Reaksi Filipina terhadap krisis kebijakan luar negeri sebanding dengan pertandingan tinju Manny Pacquiao: semua orang ahli! Oleh karena itu, hal ini menimbulkan kekhawatiran ketika para politisi mengutarakan hal-hal yang tidak masuk akal mengenai isu-isu keamanan dan hubungan luar negeri yang tidak mereka ketahui.

Pakar instan

Komentator politik lokal juga telah menjadi pakar kebijakan luar negeri dan ASEAN dalam sekejap! Begitu buruknya kondisi keilmuan kebijakan luar negeri di negara ini sehingga setiap Tom, Dick dan Harry berpikir bahwa merekalah yang mempunyai jawaban yang tepat dan memberikan solusi terhadap keruwetan yang ada saat ini, bahkan ketika mereka kurang memiliki apresiasi yang memadai terhadap kompleksitas sejarah dan kelembagaan ASEAN dan ASEAN. wilayah Asia Tenggara.

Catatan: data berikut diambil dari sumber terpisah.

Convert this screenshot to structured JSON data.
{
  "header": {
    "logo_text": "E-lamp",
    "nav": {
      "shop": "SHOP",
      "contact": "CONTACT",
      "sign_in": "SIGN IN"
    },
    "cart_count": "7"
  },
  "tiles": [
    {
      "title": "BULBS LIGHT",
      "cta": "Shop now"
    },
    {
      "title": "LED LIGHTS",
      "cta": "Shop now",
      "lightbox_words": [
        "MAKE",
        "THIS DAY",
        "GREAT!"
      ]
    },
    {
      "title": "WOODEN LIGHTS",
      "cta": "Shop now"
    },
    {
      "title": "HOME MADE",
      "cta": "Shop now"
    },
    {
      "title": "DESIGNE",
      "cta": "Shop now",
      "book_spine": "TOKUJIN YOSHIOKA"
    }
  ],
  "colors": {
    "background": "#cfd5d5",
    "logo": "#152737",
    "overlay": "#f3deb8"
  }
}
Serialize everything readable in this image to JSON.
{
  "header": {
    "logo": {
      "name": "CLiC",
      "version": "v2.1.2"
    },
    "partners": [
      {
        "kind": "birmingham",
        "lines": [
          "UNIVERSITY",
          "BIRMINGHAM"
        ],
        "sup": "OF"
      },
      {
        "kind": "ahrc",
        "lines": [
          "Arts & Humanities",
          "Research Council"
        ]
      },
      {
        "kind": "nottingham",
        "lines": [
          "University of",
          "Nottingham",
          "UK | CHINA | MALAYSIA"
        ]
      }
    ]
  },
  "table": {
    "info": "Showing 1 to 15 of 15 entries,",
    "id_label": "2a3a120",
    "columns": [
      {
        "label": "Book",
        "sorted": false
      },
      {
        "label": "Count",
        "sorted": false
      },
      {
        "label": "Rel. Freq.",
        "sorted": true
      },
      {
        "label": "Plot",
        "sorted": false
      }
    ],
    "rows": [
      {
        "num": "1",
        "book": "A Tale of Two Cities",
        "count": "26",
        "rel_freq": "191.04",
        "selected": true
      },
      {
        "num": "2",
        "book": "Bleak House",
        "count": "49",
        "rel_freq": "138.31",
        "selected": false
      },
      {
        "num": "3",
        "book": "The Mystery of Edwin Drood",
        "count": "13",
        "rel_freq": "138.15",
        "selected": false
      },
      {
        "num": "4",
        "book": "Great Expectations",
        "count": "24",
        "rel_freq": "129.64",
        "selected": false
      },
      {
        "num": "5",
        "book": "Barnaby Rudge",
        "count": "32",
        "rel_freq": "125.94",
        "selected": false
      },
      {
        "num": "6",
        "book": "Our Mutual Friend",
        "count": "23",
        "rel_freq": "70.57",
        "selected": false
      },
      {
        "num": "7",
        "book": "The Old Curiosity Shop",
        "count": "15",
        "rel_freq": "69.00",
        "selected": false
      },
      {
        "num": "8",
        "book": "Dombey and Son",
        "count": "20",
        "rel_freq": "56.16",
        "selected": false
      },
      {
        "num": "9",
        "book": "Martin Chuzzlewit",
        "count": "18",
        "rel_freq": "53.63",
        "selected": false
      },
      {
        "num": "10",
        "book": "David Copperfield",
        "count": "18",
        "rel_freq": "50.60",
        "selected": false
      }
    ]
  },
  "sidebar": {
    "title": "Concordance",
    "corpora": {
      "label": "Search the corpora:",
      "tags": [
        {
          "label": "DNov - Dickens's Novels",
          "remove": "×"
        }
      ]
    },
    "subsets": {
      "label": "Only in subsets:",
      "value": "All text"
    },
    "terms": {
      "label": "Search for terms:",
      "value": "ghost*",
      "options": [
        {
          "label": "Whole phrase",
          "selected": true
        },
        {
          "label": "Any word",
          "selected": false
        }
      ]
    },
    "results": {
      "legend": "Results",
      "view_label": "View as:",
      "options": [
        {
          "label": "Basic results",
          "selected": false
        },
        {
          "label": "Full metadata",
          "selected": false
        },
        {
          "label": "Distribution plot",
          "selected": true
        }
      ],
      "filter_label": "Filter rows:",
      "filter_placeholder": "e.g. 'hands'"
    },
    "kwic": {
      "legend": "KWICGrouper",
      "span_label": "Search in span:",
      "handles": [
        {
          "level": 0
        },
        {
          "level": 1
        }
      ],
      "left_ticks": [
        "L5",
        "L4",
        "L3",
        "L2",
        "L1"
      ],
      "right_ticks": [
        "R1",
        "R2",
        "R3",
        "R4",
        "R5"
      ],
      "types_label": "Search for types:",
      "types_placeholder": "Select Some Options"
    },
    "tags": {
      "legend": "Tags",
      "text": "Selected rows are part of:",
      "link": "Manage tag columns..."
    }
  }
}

Selain kesulitan-kesulitan yang dihadapi Filipina dalam upaya memastikan bahwa Asean sadar akan isu ini, negara-negara anggota ASEAN juga harus memahami kenyataan yang semakin berkembang: permasalahan keamanan, baik yang bersifat tradisional (antarnegara) maupun non-pemerintah. tradisional, mempunyai dampak di luar wilayah negara bagian tertentu.

Potensi konflik bersenjata di Laut Cina Selatan akan berdampak tidak hanya pada kawasan ini, namun juga di seluruh dunia, karena akan mengganggu arus perdagangan yang padat yang melewati wilayah tersebut.

Suatu negara yang pada akhirnya dapat memenangkan perselisihan dengan menggunakan kekuatan militer juga dapat melemahkan tujuan kawasan dalam memperkuat norma-norma dan hukum internasional lainnya yang berupaya untuk meningkatkan ketertiban melalui kerangka hukum yang diterima.

Negara-negara anggota ASEAN, terutama ketuanya, harus memastikan bahwa isu-isu yang berdampak pada kawasan didiskusikan dan diperdebatkan secara terbuka sehingga negara-negara anggota dapat dipandu dalam memberikan sentralitas ASEAN pada isu-isu sensitif.

Oleh karena itu, sentralitas ASEAN harus benar-benar diperhatikan oleh semua negara anggota, karena sentralitas ini merupakan ekspresi kepentingan utama kawasan dalam urusan regional.

Menjadi bagian dari ASEAN harus menimbulkan kekhawatiran terhadap permasalahan sesama negara anggota seiring dengan berlanjutnya proses pembangunan komunitas lokal. Scarborough Shoal, serta seluruh Laut Filipina Barat, juga harus menjadi isu ASEAN karena merupakan jantung maritim Asia Tenggara. – Rappler.com

(Penulis adalah spesialis riset hubungan luar negeri di Foreign Service Institute of the Philippines. Pendapat yang dikemukakan dalam komentar ini adalah pendapat penulis sendiri dan tidak mencerminkan posisi FSI.)